На человеческом языке это означало бы «спасите-помогите», но слов таких кошка не знала. В её кошачьем понимании, прямо сейчас, немедленно, из воздуха должны были возникнуть тёплые морщинистые руки, поднять её с этого страшного, ставшего чужим пола, прижать к мягкой груди и унести прочь – в привычный покой родного уюта, где громко тикали часы на стене, солнце услужливо нагревало подоконник, и кошачий «горшок», как называла его Михална, не смел трогаться с места.

На вопли никто не ответил. Пол прекратил крениться, застыв под невероятным для Мыськиного понимания углом.
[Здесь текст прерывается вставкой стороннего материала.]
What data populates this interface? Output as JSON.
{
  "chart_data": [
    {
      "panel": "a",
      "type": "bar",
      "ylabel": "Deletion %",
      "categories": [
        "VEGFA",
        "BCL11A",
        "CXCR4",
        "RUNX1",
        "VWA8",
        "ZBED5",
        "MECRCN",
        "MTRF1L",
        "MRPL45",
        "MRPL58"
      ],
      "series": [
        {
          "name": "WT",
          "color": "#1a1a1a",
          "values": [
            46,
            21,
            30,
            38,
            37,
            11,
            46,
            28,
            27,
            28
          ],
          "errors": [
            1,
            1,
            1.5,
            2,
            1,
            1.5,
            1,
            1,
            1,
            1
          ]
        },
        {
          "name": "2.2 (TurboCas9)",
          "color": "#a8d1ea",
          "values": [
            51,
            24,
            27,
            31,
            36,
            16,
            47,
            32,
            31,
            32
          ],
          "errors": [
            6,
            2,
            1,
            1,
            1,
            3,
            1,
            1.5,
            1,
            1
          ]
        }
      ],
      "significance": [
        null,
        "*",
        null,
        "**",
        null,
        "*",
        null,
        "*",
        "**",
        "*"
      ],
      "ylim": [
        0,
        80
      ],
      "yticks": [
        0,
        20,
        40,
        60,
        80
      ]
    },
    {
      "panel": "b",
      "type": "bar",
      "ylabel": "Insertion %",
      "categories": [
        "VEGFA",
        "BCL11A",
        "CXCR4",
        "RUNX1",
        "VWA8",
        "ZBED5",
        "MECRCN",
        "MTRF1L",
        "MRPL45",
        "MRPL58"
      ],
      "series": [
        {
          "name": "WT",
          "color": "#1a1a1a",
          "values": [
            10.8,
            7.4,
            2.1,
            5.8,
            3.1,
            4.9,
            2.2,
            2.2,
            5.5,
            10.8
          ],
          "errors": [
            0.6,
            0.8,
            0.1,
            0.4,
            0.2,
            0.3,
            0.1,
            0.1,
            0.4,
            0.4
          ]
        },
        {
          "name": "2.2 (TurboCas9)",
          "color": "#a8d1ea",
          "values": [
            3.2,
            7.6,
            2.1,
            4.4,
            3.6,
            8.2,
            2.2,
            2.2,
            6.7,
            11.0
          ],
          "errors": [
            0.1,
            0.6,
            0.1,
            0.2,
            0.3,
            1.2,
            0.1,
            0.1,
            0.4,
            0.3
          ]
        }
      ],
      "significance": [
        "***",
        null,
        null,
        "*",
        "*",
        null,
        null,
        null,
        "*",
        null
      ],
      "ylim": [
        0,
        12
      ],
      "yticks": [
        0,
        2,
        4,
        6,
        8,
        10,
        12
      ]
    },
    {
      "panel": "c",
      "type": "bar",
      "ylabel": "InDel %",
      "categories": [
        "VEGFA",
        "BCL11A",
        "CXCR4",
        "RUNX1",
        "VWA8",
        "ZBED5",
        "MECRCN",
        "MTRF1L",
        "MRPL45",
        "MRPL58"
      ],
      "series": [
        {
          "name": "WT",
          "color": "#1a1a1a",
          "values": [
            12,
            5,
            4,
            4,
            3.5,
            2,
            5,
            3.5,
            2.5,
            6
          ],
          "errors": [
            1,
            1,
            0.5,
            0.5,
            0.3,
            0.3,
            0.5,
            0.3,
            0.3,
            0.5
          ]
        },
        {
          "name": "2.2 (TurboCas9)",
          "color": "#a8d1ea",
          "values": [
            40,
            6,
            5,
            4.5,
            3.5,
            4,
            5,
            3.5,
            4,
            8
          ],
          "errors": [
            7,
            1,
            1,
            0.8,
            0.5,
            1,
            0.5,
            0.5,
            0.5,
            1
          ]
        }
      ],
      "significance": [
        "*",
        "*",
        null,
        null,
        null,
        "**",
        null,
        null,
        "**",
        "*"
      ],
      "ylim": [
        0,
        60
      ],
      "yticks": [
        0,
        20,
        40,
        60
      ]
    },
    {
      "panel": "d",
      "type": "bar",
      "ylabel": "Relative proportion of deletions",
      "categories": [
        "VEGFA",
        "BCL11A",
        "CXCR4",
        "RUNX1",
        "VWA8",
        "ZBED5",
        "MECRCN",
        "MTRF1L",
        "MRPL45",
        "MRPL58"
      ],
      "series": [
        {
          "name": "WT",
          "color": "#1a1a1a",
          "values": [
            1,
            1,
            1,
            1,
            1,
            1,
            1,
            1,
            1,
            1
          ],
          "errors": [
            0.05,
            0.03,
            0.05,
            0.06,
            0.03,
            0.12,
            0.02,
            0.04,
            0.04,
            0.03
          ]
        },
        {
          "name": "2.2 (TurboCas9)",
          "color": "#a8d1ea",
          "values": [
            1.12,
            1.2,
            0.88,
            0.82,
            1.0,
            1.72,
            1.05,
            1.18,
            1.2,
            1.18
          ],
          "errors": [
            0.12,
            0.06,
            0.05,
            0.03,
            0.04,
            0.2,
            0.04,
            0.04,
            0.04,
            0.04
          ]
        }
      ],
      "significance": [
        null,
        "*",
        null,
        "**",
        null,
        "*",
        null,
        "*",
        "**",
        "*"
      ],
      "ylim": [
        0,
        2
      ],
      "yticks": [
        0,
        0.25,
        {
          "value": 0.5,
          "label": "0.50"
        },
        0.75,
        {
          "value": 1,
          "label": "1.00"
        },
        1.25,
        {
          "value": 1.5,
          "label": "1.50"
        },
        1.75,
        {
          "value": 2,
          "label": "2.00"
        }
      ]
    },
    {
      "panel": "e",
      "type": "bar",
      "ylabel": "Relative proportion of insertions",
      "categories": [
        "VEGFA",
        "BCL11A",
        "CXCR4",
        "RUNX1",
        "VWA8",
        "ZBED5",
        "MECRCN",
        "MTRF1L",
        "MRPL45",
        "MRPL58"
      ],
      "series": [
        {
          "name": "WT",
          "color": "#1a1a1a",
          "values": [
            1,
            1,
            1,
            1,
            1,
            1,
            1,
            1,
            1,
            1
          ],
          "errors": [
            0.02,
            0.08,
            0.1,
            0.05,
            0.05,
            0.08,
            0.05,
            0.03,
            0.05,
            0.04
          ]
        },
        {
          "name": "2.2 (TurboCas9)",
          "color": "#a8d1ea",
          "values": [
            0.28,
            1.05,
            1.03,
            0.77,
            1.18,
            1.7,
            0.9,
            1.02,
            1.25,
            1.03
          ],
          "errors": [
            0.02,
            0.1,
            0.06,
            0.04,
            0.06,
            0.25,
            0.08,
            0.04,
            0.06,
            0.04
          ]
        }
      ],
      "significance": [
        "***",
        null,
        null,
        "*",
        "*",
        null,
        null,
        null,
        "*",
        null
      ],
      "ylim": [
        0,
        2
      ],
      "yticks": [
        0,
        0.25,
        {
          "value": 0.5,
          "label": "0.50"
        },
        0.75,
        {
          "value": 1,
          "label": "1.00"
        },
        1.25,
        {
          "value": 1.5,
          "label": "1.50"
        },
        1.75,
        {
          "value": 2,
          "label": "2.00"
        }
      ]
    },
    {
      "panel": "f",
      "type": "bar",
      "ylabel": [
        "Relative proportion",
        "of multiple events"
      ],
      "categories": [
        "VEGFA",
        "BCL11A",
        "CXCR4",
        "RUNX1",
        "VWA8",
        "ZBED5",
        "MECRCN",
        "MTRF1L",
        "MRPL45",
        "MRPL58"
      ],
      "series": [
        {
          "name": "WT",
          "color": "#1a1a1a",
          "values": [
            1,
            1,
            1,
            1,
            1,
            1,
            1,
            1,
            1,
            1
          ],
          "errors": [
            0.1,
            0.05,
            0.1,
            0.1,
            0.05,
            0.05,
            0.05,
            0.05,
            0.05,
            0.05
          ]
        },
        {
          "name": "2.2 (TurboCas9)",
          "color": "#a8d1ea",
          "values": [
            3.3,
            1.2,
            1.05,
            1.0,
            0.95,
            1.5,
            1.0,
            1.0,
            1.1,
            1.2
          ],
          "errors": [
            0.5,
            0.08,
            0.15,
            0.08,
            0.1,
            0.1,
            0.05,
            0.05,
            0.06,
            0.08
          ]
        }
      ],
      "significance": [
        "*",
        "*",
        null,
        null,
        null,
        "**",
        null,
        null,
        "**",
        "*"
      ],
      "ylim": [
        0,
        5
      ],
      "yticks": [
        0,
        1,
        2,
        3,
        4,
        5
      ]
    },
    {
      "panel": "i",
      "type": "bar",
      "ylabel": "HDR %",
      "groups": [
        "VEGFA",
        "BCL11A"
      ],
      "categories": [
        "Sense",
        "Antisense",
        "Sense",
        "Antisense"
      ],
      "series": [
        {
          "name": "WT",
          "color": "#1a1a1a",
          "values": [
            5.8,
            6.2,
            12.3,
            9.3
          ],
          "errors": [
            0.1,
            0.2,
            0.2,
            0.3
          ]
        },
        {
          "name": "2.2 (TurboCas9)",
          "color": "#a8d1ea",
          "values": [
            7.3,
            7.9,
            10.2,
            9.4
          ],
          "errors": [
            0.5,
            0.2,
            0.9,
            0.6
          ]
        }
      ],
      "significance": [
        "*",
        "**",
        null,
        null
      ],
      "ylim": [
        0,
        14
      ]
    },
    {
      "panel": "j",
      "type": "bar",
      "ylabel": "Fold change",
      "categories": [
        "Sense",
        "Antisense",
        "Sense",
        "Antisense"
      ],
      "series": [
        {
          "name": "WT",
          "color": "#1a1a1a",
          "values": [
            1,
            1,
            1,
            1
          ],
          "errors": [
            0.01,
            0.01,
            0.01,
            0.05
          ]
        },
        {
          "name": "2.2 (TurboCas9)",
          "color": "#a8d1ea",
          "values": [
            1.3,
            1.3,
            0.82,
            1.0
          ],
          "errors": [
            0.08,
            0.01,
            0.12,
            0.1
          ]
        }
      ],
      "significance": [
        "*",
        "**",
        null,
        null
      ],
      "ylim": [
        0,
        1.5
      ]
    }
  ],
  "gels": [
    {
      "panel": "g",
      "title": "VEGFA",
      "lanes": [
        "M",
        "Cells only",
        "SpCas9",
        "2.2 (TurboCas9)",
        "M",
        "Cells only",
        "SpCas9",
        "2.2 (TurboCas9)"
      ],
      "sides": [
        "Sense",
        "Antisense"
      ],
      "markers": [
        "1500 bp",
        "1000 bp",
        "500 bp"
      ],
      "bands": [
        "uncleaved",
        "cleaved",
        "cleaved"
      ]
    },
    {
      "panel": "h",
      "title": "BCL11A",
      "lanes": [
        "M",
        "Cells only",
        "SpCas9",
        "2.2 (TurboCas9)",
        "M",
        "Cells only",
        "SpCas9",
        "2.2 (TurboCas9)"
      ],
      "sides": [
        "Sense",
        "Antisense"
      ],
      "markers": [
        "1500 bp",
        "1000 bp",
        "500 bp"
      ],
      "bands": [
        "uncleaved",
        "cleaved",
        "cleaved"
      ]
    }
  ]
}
Полуприкрытая дверь в комнату оказалась наверху, а выход из квартиры – внизу. Кошка застряла ровно посередине коридора. К пыли, забившей нос, добавился новый, тревожный и пугающий запах, от которого её челюсть задёргалась, а горло свело в мучительном спазме. Спящие инстинкты пробудились резко и неожиданно – новый запах был куда страшнее стонущих стен и внезапно исчезнувшего мирка, в котором она прожила всю свою кошачью жизнь. Вытянув когти из линолеума, сопротивляясь неизвестной силе, стаскивавшей её вниз, к двери, Мыська принялась карабкаться прочь из коридора, медленно заполняющегося дымом сквозь трещину во входной двери и косой, широкий зазор между наличником и стеной. С трудом добравшись до двери в комнату, она едва не сорвалась обратно вместе с застрявшей на пути горой ненужного хлама с антресолей. Судорожно дёргая всеми лапами, она умудрилась оттолкнуться и запрыгнула в комнату. В то, что должно было быть комнатой. Ударившись о гобеленовый бок неожиданно возникшего на пути кресла, Мыська свалилась на застрявший в дверях пуфик с ободранным боком. Много лет назад ей крепко досталось от хозяйки за то, что точила об него когти. Вся мебель попадала с мест, образовав непроходимый завал у стены. Окно лишилось стёкол и рамы, а косо повисшая занавеска в крупный цветочек вяло колыхалась, не до конца загораживая что-то серое, клубящееся, жуткое, чего никогда не было, и не должно было быть за этим окном.